Coastal Landforms
Coasts are shaped by a balance of marine processes (erosion, deposition, transportation) and sub-aerial processes (weathering, mass movement). Where a coast has alternating bands of HARD and SOFT rock perpendicular to the coast, distinctive landforms develop.
Erosional landforms
Headlands and bays
- Form on discordant coastlines — alternating hard and soft rock perpendicular to the coast.
- Soft rock (clay, sand) erodes faster forming bays; hard rock (chalk, limestone) erodes slower forming headlands that protrude.
- Wave refraction concentrates energy on the headlands, eroding them; wave energy disperses in bays where deposition occurs.
- Example: Swanage, Dorset — Swanage Bay (clay), Ballard Point and Peveril Point (chalk).
Caves, arches, stacks, stumps (sequence)
A classic 4-stage sequence on a chalk headland:
- Cave — wave action exploits a weakness (joint or fault) in the cliff base, hydraulic action and abrasion enlarge it.
- Arch — caves on either side of a headland meet and break through, leaving a natural bridge.
- Stack — the arch's roof collapses, leaving an isolated pillar of rock.
- Stump — the stack is undercut by waves and eventually collapses, leaving a low remnant only visible at low tide.
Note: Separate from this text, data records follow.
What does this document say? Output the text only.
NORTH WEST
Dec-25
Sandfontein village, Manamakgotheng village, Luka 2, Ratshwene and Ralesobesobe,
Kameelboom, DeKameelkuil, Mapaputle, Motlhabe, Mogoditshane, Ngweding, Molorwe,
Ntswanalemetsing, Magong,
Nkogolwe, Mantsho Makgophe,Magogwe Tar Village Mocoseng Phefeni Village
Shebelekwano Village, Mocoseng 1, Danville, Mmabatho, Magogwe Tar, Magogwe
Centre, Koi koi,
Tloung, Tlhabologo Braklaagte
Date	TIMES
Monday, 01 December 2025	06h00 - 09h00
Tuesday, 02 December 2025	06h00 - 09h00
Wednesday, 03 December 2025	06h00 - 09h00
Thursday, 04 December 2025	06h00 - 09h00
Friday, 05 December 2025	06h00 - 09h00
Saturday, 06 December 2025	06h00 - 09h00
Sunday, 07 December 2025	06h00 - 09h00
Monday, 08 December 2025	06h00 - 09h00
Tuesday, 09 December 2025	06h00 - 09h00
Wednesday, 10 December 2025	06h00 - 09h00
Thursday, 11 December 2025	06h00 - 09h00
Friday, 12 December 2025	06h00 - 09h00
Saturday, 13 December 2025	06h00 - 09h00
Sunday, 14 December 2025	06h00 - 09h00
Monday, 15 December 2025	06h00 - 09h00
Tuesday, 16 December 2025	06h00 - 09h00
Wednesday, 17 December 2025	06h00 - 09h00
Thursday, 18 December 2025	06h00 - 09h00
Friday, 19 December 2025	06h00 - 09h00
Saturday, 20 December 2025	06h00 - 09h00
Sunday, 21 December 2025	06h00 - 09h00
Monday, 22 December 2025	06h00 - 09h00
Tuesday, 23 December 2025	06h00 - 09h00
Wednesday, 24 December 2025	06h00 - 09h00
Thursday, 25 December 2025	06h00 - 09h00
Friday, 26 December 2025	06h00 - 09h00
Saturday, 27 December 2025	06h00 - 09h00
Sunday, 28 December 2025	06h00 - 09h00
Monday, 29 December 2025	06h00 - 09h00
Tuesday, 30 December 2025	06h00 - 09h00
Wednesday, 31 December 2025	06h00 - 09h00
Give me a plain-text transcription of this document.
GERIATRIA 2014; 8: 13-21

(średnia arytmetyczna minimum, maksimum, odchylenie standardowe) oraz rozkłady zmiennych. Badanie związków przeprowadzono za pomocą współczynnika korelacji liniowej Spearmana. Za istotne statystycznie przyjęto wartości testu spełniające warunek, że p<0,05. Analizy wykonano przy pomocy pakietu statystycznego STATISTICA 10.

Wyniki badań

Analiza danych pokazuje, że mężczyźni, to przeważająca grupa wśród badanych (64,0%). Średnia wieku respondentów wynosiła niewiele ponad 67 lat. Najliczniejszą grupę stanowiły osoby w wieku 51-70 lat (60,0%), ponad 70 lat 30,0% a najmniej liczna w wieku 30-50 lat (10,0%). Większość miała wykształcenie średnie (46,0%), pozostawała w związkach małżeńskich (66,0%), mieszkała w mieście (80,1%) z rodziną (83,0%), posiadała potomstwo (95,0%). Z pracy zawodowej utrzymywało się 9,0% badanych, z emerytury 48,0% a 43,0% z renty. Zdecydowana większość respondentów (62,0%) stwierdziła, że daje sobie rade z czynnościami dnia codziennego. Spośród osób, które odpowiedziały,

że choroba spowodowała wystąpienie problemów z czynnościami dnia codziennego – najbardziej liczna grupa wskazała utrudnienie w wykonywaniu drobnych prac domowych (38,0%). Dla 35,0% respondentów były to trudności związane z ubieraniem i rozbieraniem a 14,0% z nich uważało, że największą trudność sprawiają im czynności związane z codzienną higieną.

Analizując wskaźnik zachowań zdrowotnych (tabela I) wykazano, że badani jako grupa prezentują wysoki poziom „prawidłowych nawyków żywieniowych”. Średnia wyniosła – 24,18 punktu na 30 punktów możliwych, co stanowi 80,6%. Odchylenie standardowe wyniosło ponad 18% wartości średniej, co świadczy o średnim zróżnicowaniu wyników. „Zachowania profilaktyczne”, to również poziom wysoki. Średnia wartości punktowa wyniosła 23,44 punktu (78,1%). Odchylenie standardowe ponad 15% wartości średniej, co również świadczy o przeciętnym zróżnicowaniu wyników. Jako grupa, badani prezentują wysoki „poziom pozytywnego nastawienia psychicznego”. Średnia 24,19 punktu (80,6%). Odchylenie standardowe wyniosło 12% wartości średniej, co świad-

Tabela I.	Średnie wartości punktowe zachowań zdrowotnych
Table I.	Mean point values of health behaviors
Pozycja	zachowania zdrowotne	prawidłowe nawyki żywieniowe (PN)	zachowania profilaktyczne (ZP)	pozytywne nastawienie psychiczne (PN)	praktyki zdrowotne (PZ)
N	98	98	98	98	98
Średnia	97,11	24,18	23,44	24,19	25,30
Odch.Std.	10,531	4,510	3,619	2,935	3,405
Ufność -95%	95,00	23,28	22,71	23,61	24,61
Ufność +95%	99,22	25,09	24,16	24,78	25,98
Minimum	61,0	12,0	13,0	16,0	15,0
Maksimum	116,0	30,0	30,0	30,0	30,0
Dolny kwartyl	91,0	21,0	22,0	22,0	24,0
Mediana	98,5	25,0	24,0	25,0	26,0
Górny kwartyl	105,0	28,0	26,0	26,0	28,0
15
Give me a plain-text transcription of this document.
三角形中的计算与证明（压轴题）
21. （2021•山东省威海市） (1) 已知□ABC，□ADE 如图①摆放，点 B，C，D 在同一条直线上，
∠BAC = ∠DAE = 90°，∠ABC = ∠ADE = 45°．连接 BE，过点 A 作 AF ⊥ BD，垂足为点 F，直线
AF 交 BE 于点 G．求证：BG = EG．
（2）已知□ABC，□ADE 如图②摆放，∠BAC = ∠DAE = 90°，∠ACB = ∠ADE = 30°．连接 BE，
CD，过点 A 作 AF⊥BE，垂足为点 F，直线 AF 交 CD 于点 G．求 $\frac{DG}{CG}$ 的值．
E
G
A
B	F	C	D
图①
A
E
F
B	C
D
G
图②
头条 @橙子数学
Example: Old Harry Rocks, Dorset — currently at stack/stump stage on chalk.
Cliffs and wave-cut platforms
- Waves erode the cliff at its base (between high and low tide marks), forming a wave-cut notch.
- Continued erosion undercuts the cliff face → cliff collapses.
- The cliff retreats inland, leaving a flat wave-cut platform exposed at low tide.
Depositional landforms
Beaches
- Form in low-energy environments (bays, sheltered coasts).
- Sandy beaches form where waves are constructive (low energy, gently sloping shores).
- Shingle beaches form on higher-energy coasts (steeper profile).
- Berms (ridges of deposited material) mark high tide.
Spits
- Form where the coastline changes direction.
- Longshore drift transports sediment along the coast in a zig-zag (swash up at the prevailing-wind angle, backwash down at 90° to shore).
- When the coast turns, sediment continues in a straight line, building a long ridge of sand or shingle out from the shore.
- Recurved end (hook) forms when a secondary wind direction curls the spit landward.
- Example: Spurn Head, Yorkshire (Holderness coast).
Bars
- A spit growing across a bay can completely seal off the bay, forming a bar with a lagoon behind it.
- Example: Slapton Sands, Devon.
Tombolos
- A bar that connects an offshore island to the mainland.
- Example: Chesil Beach connects mainland Dorset to the Isle of Portland.